Monday, December 10, 2007 - 9:53 AM

Influence of decomposing logs on the spatial distribution of oribatid mite assemblages in the eastern Canadian boreal forest

Andrea D. Déchêne, and Christopher M. Buddle, McGill University, Natural Resource Sciences, 21, 111 Lakeshore Road, Ste. Anne de Bellevue, QC, Canada

The removal of timber during harvesting substantially reduces potential sources of carbon and nutrient input and important invertebrate habitat, most noticeably microhabitats associated with fallen trees. Oribatid mites represent much of the biodiversity on the forest floor and are essential to decomposition and nutrient cycling processes. We investigated the influence of decaying logs on the spatial distribution of oribatids on the forest floor at the SAFE (sylviculture et aménagement forestiers écosystémique) research station in the Abitibi region in NW Quebec. In June 2006, six logs were classified as decay class III-IV (ellipsoid shape, moss coverage 50-80%, <50% bark) and were sampled at three distances each: directly on top of the log (ON), directly beside the log (ADJACENT) and at least one meter away from the log and other fallen wood (AWAY).
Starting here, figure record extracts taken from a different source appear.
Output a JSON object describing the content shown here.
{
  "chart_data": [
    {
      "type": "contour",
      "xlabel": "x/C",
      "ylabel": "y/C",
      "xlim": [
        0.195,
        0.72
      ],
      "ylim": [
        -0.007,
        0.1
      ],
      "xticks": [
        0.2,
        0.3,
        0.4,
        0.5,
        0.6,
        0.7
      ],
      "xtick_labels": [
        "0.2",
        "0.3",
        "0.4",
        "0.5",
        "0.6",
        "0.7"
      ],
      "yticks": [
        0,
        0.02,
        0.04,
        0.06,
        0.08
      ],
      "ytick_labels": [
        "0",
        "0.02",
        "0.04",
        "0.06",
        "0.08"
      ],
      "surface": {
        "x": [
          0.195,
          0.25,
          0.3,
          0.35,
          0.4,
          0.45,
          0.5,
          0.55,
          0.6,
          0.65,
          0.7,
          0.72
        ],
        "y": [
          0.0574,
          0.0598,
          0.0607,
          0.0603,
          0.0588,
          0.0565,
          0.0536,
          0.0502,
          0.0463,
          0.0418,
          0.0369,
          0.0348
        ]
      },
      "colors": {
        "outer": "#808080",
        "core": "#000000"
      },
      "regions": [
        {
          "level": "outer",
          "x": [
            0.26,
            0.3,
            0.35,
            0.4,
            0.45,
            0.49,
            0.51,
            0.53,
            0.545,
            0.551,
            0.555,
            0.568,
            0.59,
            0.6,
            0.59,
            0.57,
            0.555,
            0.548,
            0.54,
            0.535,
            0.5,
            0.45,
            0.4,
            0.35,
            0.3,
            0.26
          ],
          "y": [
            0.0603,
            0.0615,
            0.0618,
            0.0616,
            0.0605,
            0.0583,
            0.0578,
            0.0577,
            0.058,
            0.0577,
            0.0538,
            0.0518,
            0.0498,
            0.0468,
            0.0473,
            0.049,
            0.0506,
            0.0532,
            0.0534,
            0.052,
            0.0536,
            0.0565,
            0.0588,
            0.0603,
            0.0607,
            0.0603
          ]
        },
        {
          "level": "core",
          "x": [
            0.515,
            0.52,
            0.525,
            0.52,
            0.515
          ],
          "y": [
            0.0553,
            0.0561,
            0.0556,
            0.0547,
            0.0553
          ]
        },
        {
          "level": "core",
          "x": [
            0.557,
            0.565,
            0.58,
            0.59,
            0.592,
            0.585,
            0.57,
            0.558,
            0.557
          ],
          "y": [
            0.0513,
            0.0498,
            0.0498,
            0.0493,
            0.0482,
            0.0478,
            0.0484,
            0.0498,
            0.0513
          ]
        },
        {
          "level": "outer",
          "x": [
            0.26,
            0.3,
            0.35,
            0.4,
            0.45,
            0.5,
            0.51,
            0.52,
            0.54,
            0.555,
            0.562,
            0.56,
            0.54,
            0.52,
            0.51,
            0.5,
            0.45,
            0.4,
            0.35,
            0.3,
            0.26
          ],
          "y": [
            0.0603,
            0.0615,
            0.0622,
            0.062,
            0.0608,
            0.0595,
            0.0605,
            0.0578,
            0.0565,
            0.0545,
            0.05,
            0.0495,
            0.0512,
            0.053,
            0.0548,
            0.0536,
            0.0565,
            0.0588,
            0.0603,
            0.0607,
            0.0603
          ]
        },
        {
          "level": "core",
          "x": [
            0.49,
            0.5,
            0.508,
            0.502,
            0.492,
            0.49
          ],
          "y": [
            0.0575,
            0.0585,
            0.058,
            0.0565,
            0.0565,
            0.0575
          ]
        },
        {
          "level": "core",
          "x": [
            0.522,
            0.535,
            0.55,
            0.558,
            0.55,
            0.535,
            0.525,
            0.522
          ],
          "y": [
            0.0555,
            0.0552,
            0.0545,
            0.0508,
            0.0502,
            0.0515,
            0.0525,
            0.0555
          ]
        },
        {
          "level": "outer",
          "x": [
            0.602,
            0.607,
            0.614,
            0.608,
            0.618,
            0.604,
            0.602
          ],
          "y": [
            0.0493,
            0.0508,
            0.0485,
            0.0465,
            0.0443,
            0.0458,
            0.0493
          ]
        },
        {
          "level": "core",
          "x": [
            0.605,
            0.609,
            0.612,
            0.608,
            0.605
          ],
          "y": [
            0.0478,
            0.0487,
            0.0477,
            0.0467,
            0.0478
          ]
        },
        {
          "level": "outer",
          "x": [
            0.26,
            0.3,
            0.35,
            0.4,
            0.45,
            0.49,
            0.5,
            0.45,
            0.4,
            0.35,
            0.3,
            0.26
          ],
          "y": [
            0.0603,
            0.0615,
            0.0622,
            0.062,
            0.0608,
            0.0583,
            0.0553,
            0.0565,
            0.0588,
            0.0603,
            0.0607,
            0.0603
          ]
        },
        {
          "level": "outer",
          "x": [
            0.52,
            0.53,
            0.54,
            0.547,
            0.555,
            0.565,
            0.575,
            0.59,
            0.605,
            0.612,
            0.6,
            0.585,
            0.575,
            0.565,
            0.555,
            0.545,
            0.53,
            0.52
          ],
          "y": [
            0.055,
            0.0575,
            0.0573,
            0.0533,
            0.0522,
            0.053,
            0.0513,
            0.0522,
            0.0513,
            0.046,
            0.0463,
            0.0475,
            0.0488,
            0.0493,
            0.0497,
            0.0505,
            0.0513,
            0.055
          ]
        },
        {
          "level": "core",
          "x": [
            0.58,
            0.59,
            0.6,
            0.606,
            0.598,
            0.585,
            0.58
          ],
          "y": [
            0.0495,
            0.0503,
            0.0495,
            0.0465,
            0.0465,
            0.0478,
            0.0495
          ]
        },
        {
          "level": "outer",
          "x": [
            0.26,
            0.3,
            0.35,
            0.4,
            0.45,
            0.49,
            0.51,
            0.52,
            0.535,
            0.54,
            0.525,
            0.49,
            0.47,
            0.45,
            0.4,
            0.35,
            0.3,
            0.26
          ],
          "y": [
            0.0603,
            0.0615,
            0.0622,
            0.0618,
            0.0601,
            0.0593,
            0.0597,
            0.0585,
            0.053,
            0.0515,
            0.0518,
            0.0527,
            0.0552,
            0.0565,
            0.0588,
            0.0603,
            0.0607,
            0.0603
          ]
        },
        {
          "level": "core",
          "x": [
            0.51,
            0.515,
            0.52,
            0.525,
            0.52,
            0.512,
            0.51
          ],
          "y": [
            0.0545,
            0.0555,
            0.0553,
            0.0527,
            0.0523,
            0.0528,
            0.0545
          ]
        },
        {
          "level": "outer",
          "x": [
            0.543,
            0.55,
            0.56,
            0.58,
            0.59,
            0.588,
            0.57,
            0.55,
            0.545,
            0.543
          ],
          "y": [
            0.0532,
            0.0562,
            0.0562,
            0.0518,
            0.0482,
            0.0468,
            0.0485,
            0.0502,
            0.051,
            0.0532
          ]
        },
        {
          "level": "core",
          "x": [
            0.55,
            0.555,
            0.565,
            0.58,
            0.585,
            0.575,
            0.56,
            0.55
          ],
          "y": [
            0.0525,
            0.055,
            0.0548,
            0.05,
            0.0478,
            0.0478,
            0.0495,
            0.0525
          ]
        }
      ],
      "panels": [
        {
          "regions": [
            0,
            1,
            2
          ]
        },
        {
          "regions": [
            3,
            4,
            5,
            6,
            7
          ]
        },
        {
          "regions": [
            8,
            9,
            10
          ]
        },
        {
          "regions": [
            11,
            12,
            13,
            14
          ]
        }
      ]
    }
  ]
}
Samples ON logs consisted of a litter layer sample, an upper wood sample (i.e. upper portion of log) and an inner wood sample (i.e. loose woody material not connected to outer wall of log). Samples at the ADJ and AWAY distances consisted of litter and soil samples. Oribatid species richness is higher and composition is significantly different directly ON logs in litter and inner wood layers; total abundance is not different, although there are considerable species-specific changes in abundance with distance from logs in all layers. In order to better understand decomposer assemblages on the forest floor, it is imperative to investigate habitats other than litter and soil; fallen dead wood is one such habitat.